What does “Presbyterian” mean? Presbyterians are among the “denominations” (types of churches) that grew out of the Protestant Reformation in Europe in the 16th century. Presbyterians trace their religious heritage to John Knox of Scotland, and to Jean (John) Calvin, a French reformer who spent many years in Switzerland. Like most Christians, we center our faith and life around our belief in both the divinity and the humanity of Jesus Christ, as a person through whom God entered our human condition and effected eternal salvation for us. We believe that God continues to be active in this world that God has created, and that God cares how we live our lives, and wants to be in relationship with us.
First Presbyterian Church of Asheboro is part of the Presbyterian Church U.S.A. To learn more about the P.C.U.S.A., go to www.pcusa.org.
Presbyterian history is part of the history of Christianity, but the beginning of Presbyterianism as a distinct movement occurred during the 16th-century Protestant Reformation. As the Catholic Church resisted the reformers, several different theological movements splintered from the Church and bore different denominations. Presbyterianism was especially influenced by the French theologian John Calvin, who is credited with the development of Reformed theology, and the work of John Knox, a Scotsman and a Roman Catholic Priest, who studied with Calvin in Geneva, Switzerland. He brought back Reformed teachings to Scotland. The Presbyterian church traces its ancestry back primarily to England and Scotland. In August 1560 the Parliament of Scotland adopted the Scots Confession as the creed of the Scottish Kingdom. In December 1560, the First Book of Discipline was published, outlining important doctrinal issues but also establishing regulations for church government, including the creation of ten ecclesiastical districts with appointed superintendents which later became known as presbyteries.[21]
In time, the Scots Confession would be supplanted by the Westminster Confession of Faith, and the Larger and Shorter Catechisms, which were formulated by the Westminster Assembly between 1643 and 1649.
Presbyterians distinguish themselves from other denominations by doctrine, institutional organization (or “church order”) and worship; often using a “Book of Order” to regulate common practice and order. The origins of the Presbyterian churches are in Calvinism. Many branches of Presbyterianism are remnants of previous splits from larger groups.
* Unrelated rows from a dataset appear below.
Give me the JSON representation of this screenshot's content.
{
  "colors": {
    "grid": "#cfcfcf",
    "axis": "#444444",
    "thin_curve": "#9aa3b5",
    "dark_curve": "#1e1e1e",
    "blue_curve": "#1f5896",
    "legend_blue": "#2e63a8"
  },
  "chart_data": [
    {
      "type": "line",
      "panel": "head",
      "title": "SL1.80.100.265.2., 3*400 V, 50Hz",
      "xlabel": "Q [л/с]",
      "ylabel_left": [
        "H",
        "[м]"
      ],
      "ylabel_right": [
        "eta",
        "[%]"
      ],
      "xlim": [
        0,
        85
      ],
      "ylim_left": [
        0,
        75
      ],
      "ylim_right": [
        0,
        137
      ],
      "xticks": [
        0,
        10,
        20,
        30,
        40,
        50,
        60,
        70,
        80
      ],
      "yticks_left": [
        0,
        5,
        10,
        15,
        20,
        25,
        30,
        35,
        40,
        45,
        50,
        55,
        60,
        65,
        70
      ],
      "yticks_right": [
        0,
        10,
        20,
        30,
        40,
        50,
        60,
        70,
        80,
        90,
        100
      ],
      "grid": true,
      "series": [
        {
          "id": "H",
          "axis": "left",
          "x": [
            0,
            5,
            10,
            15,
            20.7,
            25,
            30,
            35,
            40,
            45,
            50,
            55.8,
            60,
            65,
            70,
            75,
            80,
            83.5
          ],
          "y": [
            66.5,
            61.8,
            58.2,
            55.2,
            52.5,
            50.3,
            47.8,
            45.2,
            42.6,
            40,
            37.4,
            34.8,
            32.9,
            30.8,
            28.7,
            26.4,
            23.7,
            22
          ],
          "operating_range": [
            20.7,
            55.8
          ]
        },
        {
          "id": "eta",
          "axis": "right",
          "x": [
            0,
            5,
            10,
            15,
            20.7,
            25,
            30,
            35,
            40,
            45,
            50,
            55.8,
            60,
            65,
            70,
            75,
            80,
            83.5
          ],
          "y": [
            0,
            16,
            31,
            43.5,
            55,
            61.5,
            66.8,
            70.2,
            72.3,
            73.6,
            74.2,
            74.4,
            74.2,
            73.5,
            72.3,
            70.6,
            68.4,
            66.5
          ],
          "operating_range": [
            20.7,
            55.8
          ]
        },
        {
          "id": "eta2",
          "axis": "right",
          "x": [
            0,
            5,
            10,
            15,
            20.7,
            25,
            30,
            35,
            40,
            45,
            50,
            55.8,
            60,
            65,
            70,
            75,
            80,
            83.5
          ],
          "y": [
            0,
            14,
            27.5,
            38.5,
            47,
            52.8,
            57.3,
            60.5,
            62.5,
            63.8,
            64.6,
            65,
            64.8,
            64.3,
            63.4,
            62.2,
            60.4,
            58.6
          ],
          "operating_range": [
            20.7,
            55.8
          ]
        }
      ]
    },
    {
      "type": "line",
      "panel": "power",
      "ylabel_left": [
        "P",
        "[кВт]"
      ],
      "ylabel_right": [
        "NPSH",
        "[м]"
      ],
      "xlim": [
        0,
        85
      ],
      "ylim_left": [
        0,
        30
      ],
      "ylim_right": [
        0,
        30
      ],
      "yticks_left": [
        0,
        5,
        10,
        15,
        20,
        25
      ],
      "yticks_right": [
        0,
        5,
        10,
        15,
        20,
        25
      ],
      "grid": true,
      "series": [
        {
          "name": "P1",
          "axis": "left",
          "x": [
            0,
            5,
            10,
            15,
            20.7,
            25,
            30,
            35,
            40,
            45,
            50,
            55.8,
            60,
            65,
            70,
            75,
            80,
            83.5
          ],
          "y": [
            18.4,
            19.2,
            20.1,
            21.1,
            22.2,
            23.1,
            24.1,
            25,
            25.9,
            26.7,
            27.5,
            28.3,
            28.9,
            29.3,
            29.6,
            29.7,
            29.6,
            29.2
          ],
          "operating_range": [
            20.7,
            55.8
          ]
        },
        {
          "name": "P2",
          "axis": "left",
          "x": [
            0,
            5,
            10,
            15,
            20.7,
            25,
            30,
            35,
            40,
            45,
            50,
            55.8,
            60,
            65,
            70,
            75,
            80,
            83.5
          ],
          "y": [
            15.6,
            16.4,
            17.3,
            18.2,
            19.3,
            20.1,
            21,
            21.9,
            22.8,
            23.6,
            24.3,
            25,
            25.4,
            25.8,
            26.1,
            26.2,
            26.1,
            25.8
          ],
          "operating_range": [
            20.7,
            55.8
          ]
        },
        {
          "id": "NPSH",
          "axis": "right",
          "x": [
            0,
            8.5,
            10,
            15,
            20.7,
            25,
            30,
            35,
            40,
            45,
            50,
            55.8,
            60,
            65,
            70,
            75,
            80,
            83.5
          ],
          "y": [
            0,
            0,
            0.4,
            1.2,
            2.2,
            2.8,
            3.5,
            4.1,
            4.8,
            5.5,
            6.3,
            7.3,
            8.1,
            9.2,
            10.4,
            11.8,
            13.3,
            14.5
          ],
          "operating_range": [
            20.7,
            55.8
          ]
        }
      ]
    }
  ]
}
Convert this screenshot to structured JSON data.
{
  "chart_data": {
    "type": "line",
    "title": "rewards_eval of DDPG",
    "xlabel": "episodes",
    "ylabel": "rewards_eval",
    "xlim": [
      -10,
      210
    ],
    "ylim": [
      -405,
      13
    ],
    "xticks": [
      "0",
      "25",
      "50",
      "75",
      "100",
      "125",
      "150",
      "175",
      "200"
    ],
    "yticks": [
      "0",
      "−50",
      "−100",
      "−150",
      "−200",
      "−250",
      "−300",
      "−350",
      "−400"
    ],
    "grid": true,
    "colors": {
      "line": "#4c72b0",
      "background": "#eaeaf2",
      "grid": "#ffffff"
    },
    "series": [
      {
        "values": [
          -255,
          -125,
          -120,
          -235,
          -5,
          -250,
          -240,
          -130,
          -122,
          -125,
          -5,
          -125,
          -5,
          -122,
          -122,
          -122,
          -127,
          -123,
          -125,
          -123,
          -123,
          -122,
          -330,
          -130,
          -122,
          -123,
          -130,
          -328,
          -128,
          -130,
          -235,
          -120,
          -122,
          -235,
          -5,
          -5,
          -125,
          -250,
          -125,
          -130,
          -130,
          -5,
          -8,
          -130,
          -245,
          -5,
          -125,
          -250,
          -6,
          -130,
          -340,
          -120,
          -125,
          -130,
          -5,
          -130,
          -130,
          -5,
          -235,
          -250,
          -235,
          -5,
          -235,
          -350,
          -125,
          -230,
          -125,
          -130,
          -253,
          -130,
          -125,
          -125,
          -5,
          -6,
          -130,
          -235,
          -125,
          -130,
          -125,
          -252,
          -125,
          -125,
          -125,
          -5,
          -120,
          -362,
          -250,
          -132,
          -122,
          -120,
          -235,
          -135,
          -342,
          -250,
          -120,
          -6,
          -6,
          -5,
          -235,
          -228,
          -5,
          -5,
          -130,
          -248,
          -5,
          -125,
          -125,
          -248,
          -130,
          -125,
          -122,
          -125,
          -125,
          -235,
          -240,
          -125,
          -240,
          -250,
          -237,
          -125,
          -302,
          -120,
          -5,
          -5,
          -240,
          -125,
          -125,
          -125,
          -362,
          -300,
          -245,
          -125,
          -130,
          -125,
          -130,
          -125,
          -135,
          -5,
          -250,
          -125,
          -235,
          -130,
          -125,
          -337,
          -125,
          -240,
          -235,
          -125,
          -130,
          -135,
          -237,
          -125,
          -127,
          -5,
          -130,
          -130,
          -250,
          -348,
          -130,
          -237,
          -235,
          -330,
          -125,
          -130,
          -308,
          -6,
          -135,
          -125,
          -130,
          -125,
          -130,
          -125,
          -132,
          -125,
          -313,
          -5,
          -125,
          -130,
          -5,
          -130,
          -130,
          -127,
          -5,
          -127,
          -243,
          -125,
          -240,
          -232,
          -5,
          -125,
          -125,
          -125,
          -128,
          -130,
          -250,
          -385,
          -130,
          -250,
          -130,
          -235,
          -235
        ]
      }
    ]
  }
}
Some of the splits have been due to doctrinal controversy, while some have been caused by disagreement concerning the degree to which those ordained to church office should be required to agree with the Westminster Confession of Faith, which historically serves as an important confessional document – second only to the Bible, yet directing particularities in the standardization and translation of the Bible – in Presbyterian churches.
Presbyterians place great importance upon education and lifelong learning, tempered with the knowledge that no human action can affect salvation.
Continuous study of the scriptures, theological writings, and understanding and interpretation of church doctrine are embodied in several statements of faith and catechisms formally adopted by various branches of the church, often referred to as “subordinate standards“.